Rutherford County Court of Appeals 04/27/20
Eric Magness v. Edith G. Couser
M2019-01138-COA-R3-CV
Authoring Judge: Judge Kenny Armstrong
Trial Court Judge: Judge James G. Martin, III

This is a nuisance case. Appellant alleges that Appellee created a nuisance when he caused: (1) debris and gravel to drain onto her land; and (2) a foul sewage odor to permeate her land. The trial court dismissed her claim. Finding no error, we affirm.
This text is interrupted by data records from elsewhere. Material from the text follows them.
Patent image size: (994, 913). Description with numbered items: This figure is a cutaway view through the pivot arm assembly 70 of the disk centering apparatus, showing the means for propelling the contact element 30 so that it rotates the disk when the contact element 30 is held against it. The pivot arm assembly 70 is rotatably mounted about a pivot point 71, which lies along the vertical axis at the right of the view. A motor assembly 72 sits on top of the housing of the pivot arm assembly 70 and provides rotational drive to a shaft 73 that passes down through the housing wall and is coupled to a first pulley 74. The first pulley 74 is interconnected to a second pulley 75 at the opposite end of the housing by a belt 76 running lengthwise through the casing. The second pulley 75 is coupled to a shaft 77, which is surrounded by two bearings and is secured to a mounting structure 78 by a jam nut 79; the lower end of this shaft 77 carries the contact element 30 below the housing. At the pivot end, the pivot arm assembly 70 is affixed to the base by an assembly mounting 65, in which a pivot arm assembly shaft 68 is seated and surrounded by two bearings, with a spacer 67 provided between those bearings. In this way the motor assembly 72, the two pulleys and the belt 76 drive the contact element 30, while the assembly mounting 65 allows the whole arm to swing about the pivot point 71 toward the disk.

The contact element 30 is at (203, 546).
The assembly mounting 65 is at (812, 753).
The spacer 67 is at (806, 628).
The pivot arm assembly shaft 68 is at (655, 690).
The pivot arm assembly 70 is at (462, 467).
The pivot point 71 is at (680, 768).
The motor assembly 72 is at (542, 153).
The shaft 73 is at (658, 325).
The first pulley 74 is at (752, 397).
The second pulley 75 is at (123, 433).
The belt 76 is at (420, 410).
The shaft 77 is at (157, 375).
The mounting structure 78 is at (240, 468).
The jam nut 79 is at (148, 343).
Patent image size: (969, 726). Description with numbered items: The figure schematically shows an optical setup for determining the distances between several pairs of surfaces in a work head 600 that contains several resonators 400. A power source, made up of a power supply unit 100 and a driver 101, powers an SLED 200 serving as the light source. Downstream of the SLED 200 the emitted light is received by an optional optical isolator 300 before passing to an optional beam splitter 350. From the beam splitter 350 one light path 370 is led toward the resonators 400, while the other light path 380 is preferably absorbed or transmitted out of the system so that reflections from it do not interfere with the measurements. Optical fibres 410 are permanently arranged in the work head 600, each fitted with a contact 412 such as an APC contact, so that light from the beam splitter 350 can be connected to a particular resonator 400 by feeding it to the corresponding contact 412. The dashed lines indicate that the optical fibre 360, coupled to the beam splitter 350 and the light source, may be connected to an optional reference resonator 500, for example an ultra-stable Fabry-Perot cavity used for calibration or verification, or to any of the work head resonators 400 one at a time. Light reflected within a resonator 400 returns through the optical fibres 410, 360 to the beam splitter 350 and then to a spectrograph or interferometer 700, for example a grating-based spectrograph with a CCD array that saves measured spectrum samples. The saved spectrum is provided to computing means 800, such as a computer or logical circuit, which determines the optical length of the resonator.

Williamson County Circuit, Criminal & Chancery Courts 04/27/20
ANDREW HIRT, ET AL. v. METROPOLITAN BOARD OF ZONING APPEALS OF THE METROPOLITAN GOVERNMENT OF NASHVILLE AND DAVIDSON COUNTY
M2019-00775-COA-R3-CV
Authoring Judge: Judge Kenny Armstrong
Trial Court Judge: Chancellor Ellen H. Lyle

This is the second appeal of this case involving a local zoning board’s denial of Appellants’ permit to replace a static billboard with an LED digital billboard. The zoning board denied Appellants’ initial application for a permit, and the chancery court affirmed. In the first appeal, this Court vacated the chancery court’s order on its holding that the chancery court lacked subject-matter jurisdiction. Our holding rendered the board’s decision a final judgment. The instant appeal arises from Appellants’ second application for an LED digital billboard on its property. The board again denied the application, and Appellants appealed to the chancery court. The chancery court held, inter alia, that Appellants’ second application was barred as res judicata. Discerning no error, we affirm.